What will Toyota's "City of the Future" Look Like? (VIDEO)
Toyota has announced plans to build a prototype of the city of the future near Japan's Fuji Mountain, DPA reported.
The city will be powered by hydrogen cells and will act as a laboratory for autonomous vehicles, smart homes, artificial intelligence and other technologies.
Toyota unveiled a plan for the Consumer Electronics Show in Las Vegas.
The development, to be built at the site of a closed factory, will be called Woven City - a reference to Toyota's start as a loom manufacturing company - and will serve as a home to full-time residents and researchers, Bendigo Advertiser reported.
The concern did not specify the price of the project.
The car industry executives of many leading car companies describe how cities of the future can be designed to reduce greenhouse gas emissions from cars and buildings, reduce congestion, and apply Internet technologies to everyday life.
However, the plan for a futuristic 71-hectare city near Fuji is a major step forward for competitors. The company initially expects 2,000 people to live in the city and construction should begin next year. CEO Akio Toyoda called the project "my personal field of dreams".
Toyota added that it has commissioned the design of the settlement to Danish architect Bjarke Ingels, whose company is behind Google's office buildings in Silicon Valley and London and the skyscraper 2 World Trade Center in New York. The concern noted that it is also open to partnerships with other companies that want to use the project as a technology testing ground.
But what will the city of the future look like?
To reduce the city’s carbon footprint, buildings will be made mainly out of wood and assembled using robotic production methods and traditional Japanese wood joinery.
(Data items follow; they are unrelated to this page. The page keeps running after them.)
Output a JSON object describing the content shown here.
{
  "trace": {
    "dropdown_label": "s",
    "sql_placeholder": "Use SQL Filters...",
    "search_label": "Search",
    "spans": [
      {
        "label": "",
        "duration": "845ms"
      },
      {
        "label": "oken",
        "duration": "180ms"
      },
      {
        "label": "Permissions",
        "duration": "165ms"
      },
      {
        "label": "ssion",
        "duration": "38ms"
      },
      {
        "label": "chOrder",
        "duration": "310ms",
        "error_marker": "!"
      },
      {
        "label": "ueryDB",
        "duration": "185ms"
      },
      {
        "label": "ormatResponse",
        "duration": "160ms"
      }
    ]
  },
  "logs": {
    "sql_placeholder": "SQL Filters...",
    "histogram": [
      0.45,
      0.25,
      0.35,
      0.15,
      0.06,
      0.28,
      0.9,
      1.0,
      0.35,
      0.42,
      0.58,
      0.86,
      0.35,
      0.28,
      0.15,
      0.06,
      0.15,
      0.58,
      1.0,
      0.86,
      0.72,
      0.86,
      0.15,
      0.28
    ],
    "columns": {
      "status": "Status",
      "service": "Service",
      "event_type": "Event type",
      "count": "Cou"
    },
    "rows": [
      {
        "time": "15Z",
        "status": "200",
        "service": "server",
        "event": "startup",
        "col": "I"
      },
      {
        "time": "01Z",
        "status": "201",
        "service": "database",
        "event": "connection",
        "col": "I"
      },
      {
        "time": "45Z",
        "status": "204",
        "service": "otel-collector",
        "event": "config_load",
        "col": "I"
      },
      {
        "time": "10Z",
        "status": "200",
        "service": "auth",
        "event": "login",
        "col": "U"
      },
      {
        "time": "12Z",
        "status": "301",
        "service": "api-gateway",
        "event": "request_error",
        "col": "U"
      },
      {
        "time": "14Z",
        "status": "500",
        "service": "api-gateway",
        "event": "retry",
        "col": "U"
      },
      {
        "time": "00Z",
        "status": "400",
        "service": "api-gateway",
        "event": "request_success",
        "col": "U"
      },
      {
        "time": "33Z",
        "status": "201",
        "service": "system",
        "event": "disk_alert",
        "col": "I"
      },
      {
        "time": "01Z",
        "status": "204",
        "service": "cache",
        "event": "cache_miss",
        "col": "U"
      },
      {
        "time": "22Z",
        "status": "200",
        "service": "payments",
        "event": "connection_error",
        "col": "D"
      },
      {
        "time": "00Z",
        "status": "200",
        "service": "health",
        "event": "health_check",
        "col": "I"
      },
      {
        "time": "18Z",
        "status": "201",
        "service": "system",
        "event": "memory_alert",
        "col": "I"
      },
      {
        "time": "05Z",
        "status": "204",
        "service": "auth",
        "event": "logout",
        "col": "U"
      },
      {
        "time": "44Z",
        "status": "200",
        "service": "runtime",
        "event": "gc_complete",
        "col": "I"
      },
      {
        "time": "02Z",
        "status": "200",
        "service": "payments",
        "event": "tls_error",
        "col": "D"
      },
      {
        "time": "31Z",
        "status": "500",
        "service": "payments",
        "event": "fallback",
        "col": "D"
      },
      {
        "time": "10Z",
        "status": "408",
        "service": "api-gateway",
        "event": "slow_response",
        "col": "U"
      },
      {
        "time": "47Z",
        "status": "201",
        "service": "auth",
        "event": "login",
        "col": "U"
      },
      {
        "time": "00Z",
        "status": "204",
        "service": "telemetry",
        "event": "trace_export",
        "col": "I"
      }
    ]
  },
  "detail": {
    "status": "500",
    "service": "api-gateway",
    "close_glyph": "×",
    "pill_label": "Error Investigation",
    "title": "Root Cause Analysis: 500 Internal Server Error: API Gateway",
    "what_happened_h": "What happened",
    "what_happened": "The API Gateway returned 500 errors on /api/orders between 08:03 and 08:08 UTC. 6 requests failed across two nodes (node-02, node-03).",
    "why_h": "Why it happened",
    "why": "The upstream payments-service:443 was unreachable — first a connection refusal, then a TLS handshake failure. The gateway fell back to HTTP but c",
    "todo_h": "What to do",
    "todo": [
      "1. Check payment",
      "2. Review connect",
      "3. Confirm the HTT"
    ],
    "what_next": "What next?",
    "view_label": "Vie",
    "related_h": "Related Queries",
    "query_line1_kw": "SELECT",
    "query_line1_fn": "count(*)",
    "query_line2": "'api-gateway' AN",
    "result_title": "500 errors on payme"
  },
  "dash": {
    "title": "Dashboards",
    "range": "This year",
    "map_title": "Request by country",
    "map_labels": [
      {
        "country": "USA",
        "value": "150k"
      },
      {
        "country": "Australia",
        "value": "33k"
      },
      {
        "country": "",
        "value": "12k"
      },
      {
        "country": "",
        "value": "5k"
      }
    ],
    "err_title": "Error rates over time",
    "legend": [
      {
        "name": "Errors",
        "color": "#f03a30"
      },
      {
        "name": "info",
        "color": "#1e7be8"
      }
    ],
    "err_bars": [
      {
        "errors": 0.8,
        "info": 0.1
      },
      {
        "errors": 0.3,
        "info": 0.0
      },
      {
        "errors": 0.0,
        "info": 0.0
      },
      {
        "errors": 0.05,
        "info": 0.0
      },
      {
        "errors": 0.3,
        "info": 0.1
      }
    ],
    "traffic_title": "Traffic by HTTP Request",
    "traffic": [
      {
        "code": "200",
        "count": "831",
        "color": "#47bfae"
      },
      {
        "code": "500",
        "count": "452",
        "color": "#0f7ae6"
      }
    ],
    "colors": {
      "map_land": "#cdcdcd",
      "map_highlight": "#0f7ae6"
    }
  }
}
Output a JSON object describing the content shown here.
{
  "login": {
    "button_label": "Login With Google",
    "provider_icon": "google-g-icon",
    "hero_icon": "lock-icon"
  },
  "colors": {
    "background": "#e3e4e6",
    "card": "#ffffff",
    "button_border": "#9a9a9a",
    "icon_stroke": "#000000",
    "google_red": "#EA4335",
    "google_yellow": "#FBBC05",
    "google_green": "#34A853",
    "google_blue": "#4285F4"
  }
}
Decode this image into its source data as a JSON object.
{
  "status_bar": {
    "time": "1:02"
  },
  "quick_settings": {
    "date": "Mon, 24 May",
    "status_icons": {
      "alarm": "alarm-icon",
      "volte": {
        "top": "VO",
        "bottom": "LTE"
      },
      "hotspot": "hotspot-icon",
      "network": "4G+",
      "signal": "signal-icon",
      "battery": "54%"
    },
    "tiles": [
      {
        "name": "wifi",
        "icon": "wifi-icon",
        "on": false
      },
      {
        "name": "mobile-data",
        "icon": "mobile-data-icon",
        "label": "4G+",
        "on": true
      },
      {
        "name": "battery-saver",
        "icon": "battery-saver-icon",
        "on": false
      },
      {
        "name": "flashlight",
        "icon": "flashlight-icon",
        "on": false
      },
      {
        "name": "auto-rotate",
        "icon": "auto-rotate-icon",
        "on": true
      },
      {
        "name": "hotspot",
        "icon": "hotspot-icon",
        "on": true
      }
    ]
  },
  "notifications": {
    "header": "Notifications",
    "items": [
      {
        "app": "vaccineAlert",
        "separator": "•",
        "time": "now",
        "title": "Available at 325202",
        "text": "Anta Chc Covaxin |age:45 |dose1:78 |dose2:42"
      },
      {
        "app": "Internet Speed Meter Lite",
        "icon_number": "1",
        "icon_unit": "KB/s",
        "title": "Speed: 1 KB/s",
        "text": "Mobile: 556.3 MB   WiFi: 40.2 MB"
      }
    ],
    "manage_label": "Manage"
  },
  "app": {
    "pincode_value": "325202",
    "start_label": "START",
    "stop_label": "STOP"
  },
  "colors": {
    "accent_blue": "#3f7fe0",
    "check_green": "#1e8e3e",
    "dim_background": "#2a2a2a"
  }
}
Rooftops will be covered in solar panels with additional power provided by hydrogen fuel cells, and hydroponics and plants will be woven all throughout the city, The News Wheel Reported
The prototype city is being developed by a car manufacturer in a former car factory, so understandably there is a prioritisation of their vehicles as an integral part of transport around the city, but the website also states, “Only fully autonomous, zero-emission vehicles will be allowed on the main thoroughfares to move residents around.”, Superyacht News reported.